At this point, your main concerns are paying off tech debt, making maintenance and development faster, and scalability under load.

This is the moment when most companies begin to consider the benefits of doing the Rewrite. The rewrite is an expensive, multi-month process in which your product’s existing functionality is coded from scratch with a new tech stack (and usually, UI), then switched out. It’s “Your Company 2.0”.

At this point, you need to decide on your organizational architecture. Will you go toward a micro-services or other Service-Oriented Architecture? If so, consider the difficulty of making sure that there is clear encapsulation and well-defined APIs for each of your services. Perhaps you want to stick with a monolith, but it’s time to start over and apply the lessons you’ve learned. Or, maybe you want to move from a server-rendered page style app to a JavaScript heavy client-side app.

If you have an established and growing business and you find yourself facing this decision, you should definitely consult with an experienced system architect and weigh the benefits and drawbacks of each approach you’re considering. Because the rewrite is an expensive and time-intensive process, it greatly weakens your ability to add new features while it’s going on. Having the guidance of an skilled architect will help mitigate the cost and risk of making the switch-over.

Evaluating Technologies

At this point, you’ve asked some basic questions about what kind of experience you want to provide your users, and you’ve identified what type of company you have. Hopefully this process has helped you generate a list of potential technologies. Before we conclude, let’s take a moment to gauge each choice on its own merits.

Drawing from my colleague Laura Steadman’s article on Evaluating Open Source Libraries, I’ve created a list of questions to ask when you’re looking at a tool that you might like to use.

  • Is it well-documented?
  • Is there an active community around it?
  • If it’s a new framework, how quickly is it changing?
  • Does it have a corporate backer? If so, what is their track record in supporting technologies?
  • Is it easy to test?
  • How difficult will it be to hire developers to work on it?
  • What does the ramp-up time for learning it look like?
  • Is there something unique about your business needs that only this technology can provide?
  • When it comes to hosting and DevOps, do you have resources available to support changes on your own, or does it make sense to pay for a Platform as a Service provider like Heroku or Engine Yard?

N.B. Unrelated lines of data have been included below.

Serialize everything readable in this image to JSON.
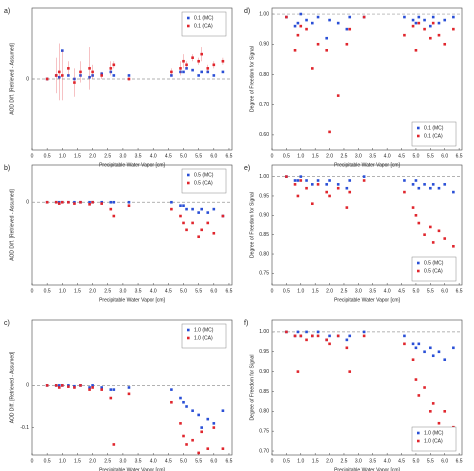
{
  "chart_data": [
    {
      "type": "scatter",
      "title": "a)",
      "xlabel": "Precipitable Water Vapor [cm]",
      "ylabel": "AOD Diff. [Retrieved - Assumed]",
      "x": [
        0.5,
        0.8,
        0.9,
        1.0,
        1.2,
        1.4,
        1.6,
        1.9,
        2.0,
        2.3,
        2.6,
        2.7,
        3.2,
        4.6,
        4.9,
        5.0,
        5.1,
        5.3,
        5.5,
        5.6,
        5.8,
        6.0,
        6.3
      ],
      "series": [
        {
          "name": "0.1 (MC)",
          "color": "#2a4fd6",
          "values": [
            0,
            0.01,
            0.005,
            0.08,
            0.01,
            0,
            0.01,
            0.005,
            0.01,
            0.015,
            0.02,
            0.01,
            0.01,
            0.01,
            0.02,
            0.02,
            0.03,
            0.025,
            0.01,
            0.02,
            0.02,
            0.01,
            0.02
          ]
        },
        {
          "name": "0.1 (CA)",
          "color": "#e0262d",
          "values": [
            0,
            0.01,
            0.02,
            0.01,
            0.03,
            -0.01,
            0.02,
            0.03,
            0.02,
            0.01,
            0.03,
            0.04,
            0,
            0.02,
            0.03,
            0.05,
            0.04,
            0.06,
            0.05,
            0.07,
            0.03,
            0.04,
            0.05
          ],
          "errors": [
            0.005,
            0.05,
            0.08,
            0.07,
            0.02,
            0.04,
            0.03,
            0.06,
            0.02,
            0.01,
            0.02,
            0.01,
            0.005,
            0.01,
            0.02,
            0.02,
            0.01,
            0.01,
            0.01,
            0.02,
            0.01,
            0.01,
            0.01
          ]
        }
      ],
      "xlim": [
        0,
        6.6
      ],
      "xticks": [
        0,
        0.5,
        {
          "value": 1,
          "label": "1.0"
        },
        1.5,
        {
          "value": 2,
          "label": "2.0"
        },
        2.5,
        {
          "value": 3,
          "label": "3.0"
        },
        3.5,
        {
          "value": 4,
          "label": "4.0"
        },
        4.5,
        {
          "value": 5,
          "label": "5.0"
        },
        5.5,
        {
          "value": 6,
          "label": "6.0"
        },
        6.5
      ],
      "ylim": [
        -0.2,
        0.2
      ],
      "yticks": [
        0
      ],
      "refline": 0,
      "legend": "upper right"
    },
    {
      "type": "scatter",
      "title": "b)",
      "xlabel": "Precipitable Water Vapor [cm]",
      "ylabel": "AOD Diff. [Retrieved - Assumed]",
      "x": [
        0.5,
        0.8,
        0.9,
        1.0,
        1.2,
        1.4,
        1.6,
        1.9,
        2.0,
        2.3,
        2.6,
        2.7,
        3.2,
        4.6,
        4.9,
        5.0,
        5.1,
        5.3,
        5.5,
        5.6,
        5.8,
        6.0,
        6.3
      ],
      "series": [
        {
          "name": "0.5 (MC)",
          "color": "#2a4fd6",
          "values": [
            0,
            0,
            0,
            0,
            0,
            0,
            0,
            0,
            0,
            0,
            0,
            0,
            0,
            0,
            -0.005,
            -0.005,
            -0.01,
            -0.01,
            -0.015,
            -0.01,
            -0.015,
            -0.01,
            -0.02
          ]
        },
        {
          "name": "0.5 (CA)",
          "color": "#e0262d",
          "values": [
            0,
            0,
            -0.002,
            0,
            0,
            -0.002,
            0,
            -0.003,
            0,
            -0.002,
            -0.01,
            -0.02,
            -0.005,
            -0.01,
            -0.02,
            -0.03,
            -0.04,
            -0.03,
            -0.05,
            -0.04,
            -0.03,
            -0.045,
            -0.02
          ]
        }
      ],
      "xlim": [
        0,
        6.6
      ],
      "xticks": [
        0,
        0.5,
        {
          "value": 1,
          "label": "1.0"
        },
        1.5,
        {
          "value": 2,
          "label": "2.0"
        },
        2.5,
        {
          "value": 3,
          "label": "3.0"
        },
        3.5,
        {
          "value": 4,
          "label": "4.0"
        },
        4.5,
        {
          "value": 5,
          "label": "5.0"
        },
        5.5,
        {
          "value": 6,
          "label": "6.0"
        },
        6.5
      ],
      "ylim": [
        -0.12,
        0.054
      ],
      "yticks": [
        0
      ],
      "refline": 0,
      "legend": "upper right"
    },
    {
      "type": "scatter",
      "title": "c)",
      "xlabel": "Precipitable Water Vapor [cm]",
      "ylabel": "AOD Diff. [Retrieved - Assumed]",
      "x": [
        0.5,
        0.8,
        0.9,
        1.0,
        1.2,
        1.4,
        1.6,
        1.9,
        2.0,
        2.3,
        2.6,
        2.7,
        3.2,
        4.6,
        4.9,
        5.0,
        5.1,
        5.3,
        5.5,
        5.6,
        5.8,
        6.0,
        6.3
      ],
      "series": [
        {
          "name": "1.0 (MC)",
          "color": "#2a4fd6",
          "values": [
            0,
            0,
            0,
            0,
            0,
            -0.002,
            0,
            -0.005,
            0,
            -0.005,
            -0.01,
            -0.01,
            -0.005,
            -0.01,
            -0.03,
            -0.04,
            -0.05,
            -0.06,
            -0.07,
            -0.1,
            -0.08,
            -0.09,
            -0.06
          ]
        },
        {
          "name": "1.0 (CA)",
          "color": "#e0262d",
          "values": [
            0,
            0,
            -0.005,
            0,
            -0.003,
            -0.005,
            0,
            -0.01,
            -0.005,
            -0.01,
            -0.03,
            -0.14,
            -0.02,
            -0.04,
            -0.09,
            -0.12,
            -0.14,
            -0.13,
            -0.16,
            -0.11,
            -0.15,
            -0.1,
            -0.15
          ]
        }
      ],
      "xlim": [
        0,
        6.6
      ],
      "xticks": [
        0,
        0.5,
        {
          "value": 1,
          "label": "1.0"
        },
        1.5,
        {
          "value": 2,
          "label": "2.0"
        },
        2.5,
        {
          "value": 3,
          "label": "3.0"
        },
        3.5,
        {
          "value": 4,
          "label": "4.0"
        },
        4.5,
        {
          "value": 5,
          "label": "5.0"
        },
        5.5,
        {
          "value": 6,
          "label": "6.0"
        },
        6.5
      ],
      "ylim": [
        -0.165,
        0.155
      ],
      "yticks": [
        -0.1,
        0
      ],
      "refline": 0,
      "legend": "upper right"
    },
    {
      "type": "scatter",
      "title": "d)",
      "xlabel": "Precipitable Water Vapor [cm]",
      "ylabel": "Degree of Freedom for Signal",
      "x": [
        0.5,
        0.8,
        0.9,
        1.0,
        1.2,
        1.4,
        1.6,
        1.9,
        2.0,
        2.3,
        2.6,
        2.7,
        3.2,
        4.6,
        4.9,
        5.0,
        5.1,
        5.3,
        5.5,
        5.6,
        5.8,
        6.0,
        6.3
      ],
      "series": [
        {
          "name": "0.1 (MC)",
          "color": "#2a4fd6",
          "values": [
            0.99,
            0.96,
            0.97,
            1.0,
            0.98,
            0.97,
            0.99,
            0.92,
            0.98,
            0.97,
            0.95,
            0.99,
            0.99,
            0.99,
            0.98,
            0.97,
            0.99,
            0.98,
            0.96,
            0.99,
            0.97,
            0.98,
            0.99
          ]
        },
        {
          "name": "0.1 (CA)",
          "color": "#e0262d",
          "values": [
            0.99,
            0.88,
            0.93,
            0.96,
            0.95,
            0.82,
            0.9,
            0.88,
            0.61,
            0.73,
            0.9,
            0.95,
            0.99,
            0.93,
            0.96,
            0.88,
            0.97,
            0.95,
            0.92,
            0.97,
            0.93,
            0.9,
            0.95
          ]
        }
      ],
      "xlim": [
        0,
        6.6
      ],
      "xticks": [
        0,
        0.5,
        {
          "value": 1,
          "label": "1.0"
        },
        1.5,
        {
          "value": 2,
          "label": "2.0"
        },
        2.5,
        {
          "value": 3,
          "label": "3.0"
        },
        3.5,
        {
          "value": 4,
          "label": "4.0"
        },
        4.5,
        {
          "value": 5,
          "label": "5.0"
        },
        5.5,
        {
          "value": 6,
          "label": "6.0"
        },
        6.5
      ],
      "ylim": [
        0.55,
        1.02
      ],
      "yticks": [
        {
          "value": 0.6,
          "label": "0.60"
        },
        {
          "value": 0.7,
          "label": "0.70"
        },
        {
          "value": 0.8,
          "label": "0.80"
        },
        {
          "value": 0.9,
          "label": "0.90"
        },
        {
          "value": 1,
          "label": "1.00"
        }
      ],
      "refline": 1,
      "legend": "lower right"
    },
    {
      "type": "scatter",
      "title": "e)",
      "xlabel": "Precipitable Water Vapor [cm]",
      "ylabel": "Degree of Freedom for Signal",
      "x": [
        0.5,
        0.8,
        0.9,
        1.0,
        1.2,
        1.4,
        1.6,
        1.9,
        2.0,
        2.3,
        2.6,
        2.7,
        3.2,
        4.6,
        4.9,
        5.0,
        5.1,
        5.3,
        5.5,
        5.6,
        5.8,
        6.0,
        6.3
      ],
      "series": [
        {
          "name": "0.5 (MC)",
          "color": "#2a4fd6",
          "values": [
            1.0,
            0.99,
            0.99,
            1.0,
            0.99,
            0.98,
            0.99,
            0.98,
            0.99,
            0.98,
            0.97,
            0.99,
            1.0,
            0.99,
            0.98,
            0.99,
            0.97,
            0.98,
            0.97,
            0.98,
            0.97,
            0.98,
            0.96
          ]
        },
        {
          "name": "0.5 (CA)",
          "color": "#e0262d",
          "values": [
            1.0,
            0.98,
            0.95,
            0.99,
            0.97,
            0.93,
            0.98,
            0.96,
            0.95,
            0.97,
            0.92,
            0.96,
            0.99,
            0.96,
            0.92,
            0.9,
            0.88,
            0.85,
            0.87,
            0.83,
            0.86,
            0.84,
            0.82
          ]
        }
      ],
      "xlim": [
        0,
        6.6
      ],
      "xticks": [
        0,
        0.5,
        {
          "value": 1,
          "label": "1.0"
        },
        1.5,
        {
          "value": 2,
          "label": "2.0"
        },
        2.5,
        {
          "value": 3,
          "label": "3.0"
        },
        3.5,
        {
          "value": 4,
          "label": "4.0"
        },
        4.5,
        {
          "value": 5,
          "label": "5.0"
        },
        5.5,
        {
          "value": 6,
          "label": "6.0"
        },
        6.5
      ],
      "ylim": [
        0.72,
        1.03
      ],
      "yticks": [
        0.75,
        {
          "value": 0.8,
          "label": "0.80"
        },
        0.85,
        {
          "value": 0.9,
          "label": "0.90"
        },
        0.95,
        {
          "value": 1,
          "label": "1.00"
        }
      ],
      "refline": 1,
      "legend": "lower right"
    },
    {
      "type": "scatter",
      "title": "f)",
      "xlabel": "Precipitable Water Vapor [cm]",
      "ylabel": "Degree of Freedom for Signal",
      "x": [
        0.5,
        0.8,
        0.9,
        1.0,
        1.2,
        1.4,
        1.6,
        1.9,
        2.0,
        2.3,
        2.6,
        2.7,
        3.2,
        4.6,
        4.9,
        5.0,
        5.1,
        5.3,
        5.5,
        5.6,
        5.8,
        6.0,
        6.3
      ],
      "series": [
        {
          "name": "1.0 (MC)",
          "color": "#2a4fd6",
          "values": [
            1.0,
            0.99,
            1.0,
            0.99,
            1.0,
            0.99,
            1.0,
            0.98,
            0.99,
            0.99,
            0.98,
            0.99,
            1.0,
            0.99,
            0.97,
            0.96,
            0.97,
            0.95,
            0.96,
            0.94,
            0.95,
            0.93,
            0.96
          ]
        },
        {
          "name": "1.0 (CA)",
          "color": "#e0262d",
          "values": [
            1.0,
            0.99,
            0.9,
            0.99,
            0.98,
            0.99,
            0.99,
            0.98,
            0.97,
            0.99,
            0.96,
            0.9,
            0.99,
            0.97,
            0.93,
            0.88,
            0.84,
            0.86,
            0.8,
            0.82,
            0.77,
            0.8,
            0.76
          ]
        }
      ],
      "xlim": [
        0,
        6.6
      ],
      "xticks": [
        0,
        0.5,
        {
          "value": 1,
          "label": "1.0"
        },
        1.5,
        {
          "value": 2,
          "label": "2.0"
        },
        2.5,
        {
          "value": 3,
          "label": "3.0"
        },
        3.5,
        {
          "value": 4,
          "label": "4.0"
        },
        4.5,
        {
          "value": 5,
          "label": "5.0"
        },
        5.5,
        {
          "value": 6,
          "label": "6.0"
        },
        6.5
      ],
      "ylim": [
        0.69,
        1.03
      ],
      "yticks": [
        {
          "value": 0.7,
          "label": "0.70"
        },
        0.75,
        {
          "value": 0.8,
          "label": "0.80"
        },
        0.85,
        {
          "value": 0.9,
          "label": "0.90"
        },
        0.95,
        {
          "value": 1,
          "label": "1.00"
        }
      ],
      "refline": 1,
      "legend": "lower right"
    }
  ]
}
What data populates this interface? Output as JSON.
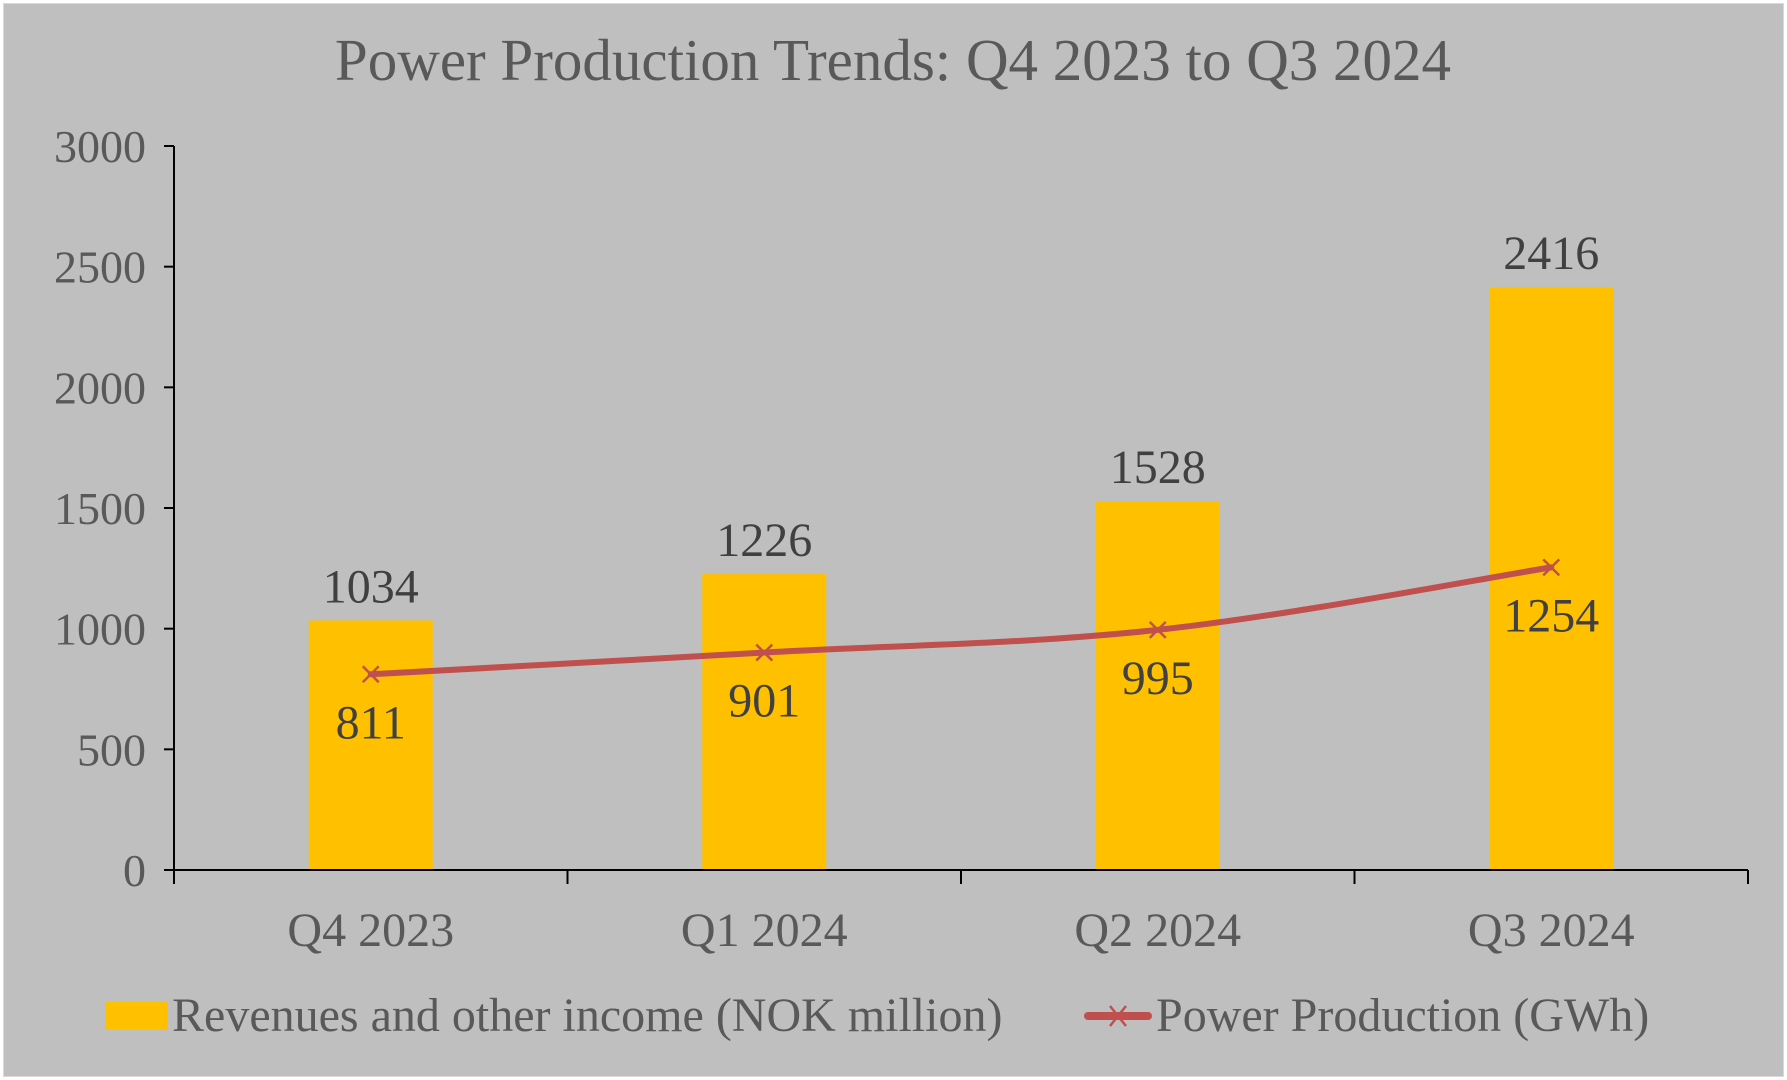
{
  "chart_data": {
    "type": "bar+line",
    "title": "Power Production Trends: Q4 2023 to Q3 2024",
    "categories": [
      "Q4 2023",
      "Q1 2024",
      "Q2 2024",
      "Q3 2024"
    ],
    "series": [
      {
        "name": "Revenues and other income (NOK million)",
        "type": "bar",
        "values": [
          1034,
          1226,
          1528,
          2416
        ],
        "color": "#FFC000"
      },
      {
        "name": "Power Production (GWh)",
        "type": "line",
        "marker": "x",
        "values": [
          811,
          901,
          995,
          1254
        ],
        "color": "#C0504D"
      }
    ],
    "ylim": [
      0,
      3000
    ],
    "yticks": [
      0,
      500,
      1000,
      1500,
      2000,
      2500,
      3000
    ],
    "grid": false,
    "legend_position": "bottom",
    "background": "#BFBFBF",
    "text_color": "#595959",
    "label_color": "#404040"
  }
}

When you’re piloting a tech business, there are certain touchstone moments where the decisions you make can make or break your future success. Choosing the right tech stack for your app is one of these moments. In this post, we’ve looked some strategies you can use when making this choice.

First, we thought about the demographics and experience you want to provide. Next, we considered where your business is in its overall lifecycle. Finally, we went down a checklist and asked questions to evaluate how appropriate each of your choices was.

If you’re facing this decision, I hope this post has helped you face the question with a little more rationality and forethought. Best wishes for your business and success!